May the pendulum swing back to intestinal cleanliness for a minute, but may I not forgot the many wonderful meals I had in New York. Worth your time: scallops at Nook, a BYOB in Hell’s Kitchen (the cheeseburger is also good, if only for the potatoes, fried with a Midas touch). Also try the farmer’s veggie plate at Westville in the West Village, aptly named. I had a combination of butternut squash, mushrooms, artichoke hearts with goat cheese and beets with walnuts. That night I also ordered the salmon, then the berry cobbler. Then the chocolate soufflé.

Before dinner at Westville I had drinks at The Rusty Knot on the West Side highway–the most excruciating yippster crowd I’ve stumbled into since crashing a prep school party at somebody’s parent’s Park Avenue penthouse. It was like a recurring nightmare: all of the pretties prep school kids I’d ever met, together in one place, floating in paisley and pinstripes as if they were bobbing on a Nantucket or Martha’s Vineyard boat instead of hobnobbing (land-locked) by the dirty Hudson. There they were, all grown up, drinking gin and tonics and wearing pink pants with flannel shirts for a bit of that just-rolled-out-of-bedness. At least Dorian’s stays in its rightful zip code.

Buzina Pop was another inadvertent stop-over. I went there after a very clean meal at Candle Cafe–the vegetarian platter serves up at least a bottle of Centrum’s-worth of vitamins and minerals. In need of a kick in the gut, I bought myself a sack of earl gray infused dark chocolates from Payard (across the block from Buzina Pop) and had a glass of Miolo Reserva Cabernet Sauvignon outside, which was almost enough to keep me warm, but not quite. It was very good wine–maybe the best glass I had all week. Nevertheless, it was very cold outside. So cold that I ate all of my truffles and ordered another glass.

Today I raise a mug of lemon-infused water and toast to that decision.

walking down the street

May 1, 2008 by isabellypepper

…is something I miss about New York when I’m in Houston. I especially love stumbling into tunnels and unexpected pathways in the park–like this incredible mosaic ceiling by the Central Park Boathouse.

I’ve been doing a lot of meandering while I’m here: trying to look up at the faces in the crowd while also taking in the buildings, the smell of halal trucks (undoubtedly my favorite urban odor), the men’s pink ties, the girls with gold sneakers. There is so much humanity crammed on this little island, and still room for street bouquets.

Hydrangeas are a favorite. I was late to work today because I took so much time to smell these blue bulbs. I also paused to photograph red tulips that look surprisingly like Christmas ornaments. I just can’t believe how many corners of the city are crammed with thoughtfulness.

Like the office bathroom, where I met a woman (while changing from my comfortable sneakers into my fancy work slippers) who had just acquired the most beautiful tomato I have seen since September.

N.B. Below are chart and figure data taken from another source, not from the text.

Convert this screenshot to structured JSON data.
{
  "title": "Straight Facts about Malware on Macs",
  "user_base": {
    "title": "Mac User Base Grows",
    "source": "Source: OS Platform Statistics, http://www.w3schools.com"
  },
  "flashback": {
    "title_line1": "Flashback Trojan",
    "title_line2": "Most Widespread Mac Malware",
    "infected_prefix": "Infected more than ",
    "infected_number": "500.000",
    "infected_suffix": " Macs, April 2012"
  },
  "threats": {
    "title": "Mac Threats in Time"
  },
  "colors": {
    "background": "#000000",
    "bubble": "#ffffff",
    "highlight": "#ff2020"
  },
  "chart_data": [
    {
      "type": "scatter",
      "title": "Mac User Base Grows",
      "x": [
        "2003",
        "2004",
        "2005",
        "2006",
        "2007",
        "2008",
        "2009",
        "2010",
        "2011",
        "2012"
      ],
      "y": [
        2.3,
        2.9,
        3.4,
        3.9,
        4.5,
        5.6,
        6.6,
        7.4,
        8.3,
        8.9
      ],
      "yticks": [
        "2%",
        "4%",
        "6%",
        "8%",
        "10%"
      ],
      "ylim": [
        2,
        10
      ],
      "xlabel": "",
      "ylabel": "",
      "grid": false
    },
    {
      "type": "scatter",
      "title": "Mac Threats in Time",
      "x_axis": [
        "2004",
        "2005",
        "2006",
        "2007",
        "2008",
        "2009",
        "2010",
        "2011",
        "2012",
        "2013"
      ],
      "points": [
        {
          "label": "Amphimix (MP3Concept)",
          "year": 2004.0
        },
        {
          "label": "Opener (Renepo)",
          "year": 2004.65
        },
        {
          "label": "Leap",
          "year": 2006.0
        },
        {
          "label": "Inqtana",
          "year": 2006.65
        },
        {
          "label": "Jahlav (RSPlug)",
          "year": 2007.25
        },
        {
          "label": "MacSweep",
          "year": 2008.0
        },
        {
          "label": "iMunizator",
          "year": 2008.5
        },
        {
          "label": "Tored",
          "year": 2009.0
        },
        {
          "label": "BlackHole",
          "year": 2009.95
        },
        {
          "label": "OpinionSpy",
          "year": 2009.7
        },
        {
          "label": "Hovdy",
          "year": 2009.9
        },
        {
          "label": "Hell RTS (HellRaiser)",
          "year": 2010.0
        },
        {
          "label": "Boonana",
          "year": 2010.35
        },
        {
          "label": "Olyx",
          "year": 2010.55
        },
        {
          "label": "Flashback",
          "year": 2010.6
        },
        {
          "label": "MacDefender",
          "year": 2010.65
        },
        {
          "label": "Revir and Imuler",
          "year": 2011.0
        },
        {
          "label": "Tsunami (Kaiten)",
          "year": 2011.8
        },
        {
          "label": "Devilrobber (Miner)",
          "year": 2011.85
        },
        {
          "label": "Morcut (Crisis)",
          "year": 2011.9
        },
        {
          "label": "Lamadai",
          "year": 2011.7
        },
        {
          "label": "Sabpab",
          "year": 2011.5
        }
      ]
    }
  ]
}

She was washing it gently in the sink like a baby’s bottom, and drying it off carefully between the ridges. She really was proud of her acquisition. Proud enough to model it for me when I came running back to the sink with my camera… But only under the condition that I pose (and post) with it, too.

new york tulips

April 30, 2008 by isabellypepper

I spent the morning admiring one of the most fleeting scenes in this concrete landscape. I am lucky enough to stay in a part of the city where tulips are planted in long rows, and where getting to Central Park is a five minute affair.

On my way, I got coffee at Via Quadronno. Whenever I go (it used to be a daily, impoverishing habit) I am struck by how good coffee can taste. But then I pay the check, and realize that at $4.50 for a regular cup, the beans must be hand plucked, shucked, roasted and ground, one by one.

The dog outside made me miss Guadalupe, who’s currently kenneled with a pair of elderly neighbors . They have a special love of moth balls, and I worry that when she gets home, she’ll have lost her sense of smell. I wish she could be here now sniffing around Manhattan’s roots–though I’m sure she’d just be digging up the bulbs and gnawing at the pedals. Next year, when she’s not so inclined to chew and scrounge in the dirt, I’ll plant some bulbs in the yard. As always, BBC Gardening has specific advice.